Um, we- we've touched on story telling a number of times, uh, through here, and- and it's really, really important to, um, be able to listen, and- and actually hear what people are saying. Uh, um, uh, lots of people still hurt, so it's not, um, uh... because of the way they've been treated over- over a long period of time, and, um, I'd urge everyone to look at the Adam Goodes stock imagery, and- and- and see what that's about. And- and look at it with an open mind, and an open heart. Try and understand... put yourself in someone else's shoes, and understand what they're feeling, um, when they hear disparaging comments, or- or belittling, or just dismissive comments about, uh, you know, it's not important, it is important.
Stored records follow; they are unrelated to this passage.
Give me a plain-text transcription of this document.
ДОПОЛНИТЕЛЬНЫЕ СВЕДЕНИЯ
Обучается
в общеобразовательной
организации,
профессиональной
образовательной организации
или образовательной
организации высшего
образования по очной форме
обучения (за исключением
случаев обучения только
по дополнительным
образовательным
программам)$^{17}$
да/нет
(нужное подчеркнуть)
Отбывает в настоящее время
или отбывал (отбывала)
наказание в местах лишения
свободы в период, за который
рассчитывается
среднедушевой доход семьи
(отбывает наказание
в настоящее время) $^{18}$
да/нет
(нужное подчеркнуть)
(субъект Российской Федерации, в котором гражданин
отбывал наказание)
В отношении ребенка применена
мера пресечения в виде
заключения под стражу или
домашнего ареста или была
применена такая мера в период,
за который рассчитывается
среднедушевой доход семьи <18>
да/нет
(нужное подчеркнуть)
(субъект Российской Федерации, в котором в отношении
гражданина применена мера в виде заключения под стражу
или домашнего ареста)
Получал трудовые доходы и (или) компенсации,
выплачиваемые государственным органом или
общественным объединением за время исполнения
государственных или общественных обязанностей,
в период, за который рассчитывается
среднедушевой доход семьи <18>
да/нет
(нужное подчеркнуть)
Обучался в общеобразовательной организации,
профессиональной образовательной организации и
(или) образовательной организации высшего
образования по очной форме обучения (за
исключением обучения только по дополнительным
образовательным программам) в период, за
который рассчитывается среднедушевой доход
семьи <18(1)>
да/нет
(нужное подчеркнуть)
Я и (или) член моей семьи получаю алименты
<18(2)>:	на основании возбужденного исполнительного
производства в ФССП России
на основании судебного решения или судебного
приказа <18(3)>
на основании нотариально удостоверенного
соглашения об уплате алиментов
It is important, you know, um, again, off- off, uh, recording, we- we touched on, uh, events in the US and, um, anytime we marginalize people, uh, society's got issues that are- are- are deeper beyond just that surface sort of s- scratching stuff. Um, we- we need to uncover those, and shine a light on them, and talk about them openly and honestly. Um, irrespective of where you are on the planet, or- or where you are around the country.

Garrett O'Hara: [00:50:12] I- I totally, totally agree. Um, and I think it's- it's probably where we- where we end the- the conversation today, 'cause I think it's, uh, wise words, and probably stuff that, hopefully, people can reflect on, and- and have a think about it. Especially giving, uh, given that it is, uh, NAIDOC Week this week. So, um, yeah.

Lau- Laurie, uh, really appreciate you taking the time out today. Um, s-, really enjoyed the conversation, and as you said, [laughs], we- we- we talked for about 25 minutes before we started recording. I think it's probably, uh, our Irish heritage kicking in there, [laughing]. And inability to not have a... have a yarn. So, uh, really enjoyed the conversation. Um, you know, thank you so much for taking the time, and- and sort of talking, especially about the cyber resilience stuff, but also the, um, you know, your work as part of their, uh, the, uh, Reconciliation Action Plan Working Group as well, so thank you.

Laurie Joyce: [00:50:58] Thank you Garr, appreciate the time.

Garrett O'Hara: [00:51:08] Big thanks again, to Laurie for the conversation, truly a pleasure to speak with him.

As always, thank you for listening to the Get Cyber Resilient podcast. We do have that back catalog of episodes, so please have a listen to those. For now, I look forward to catching you on the next episode.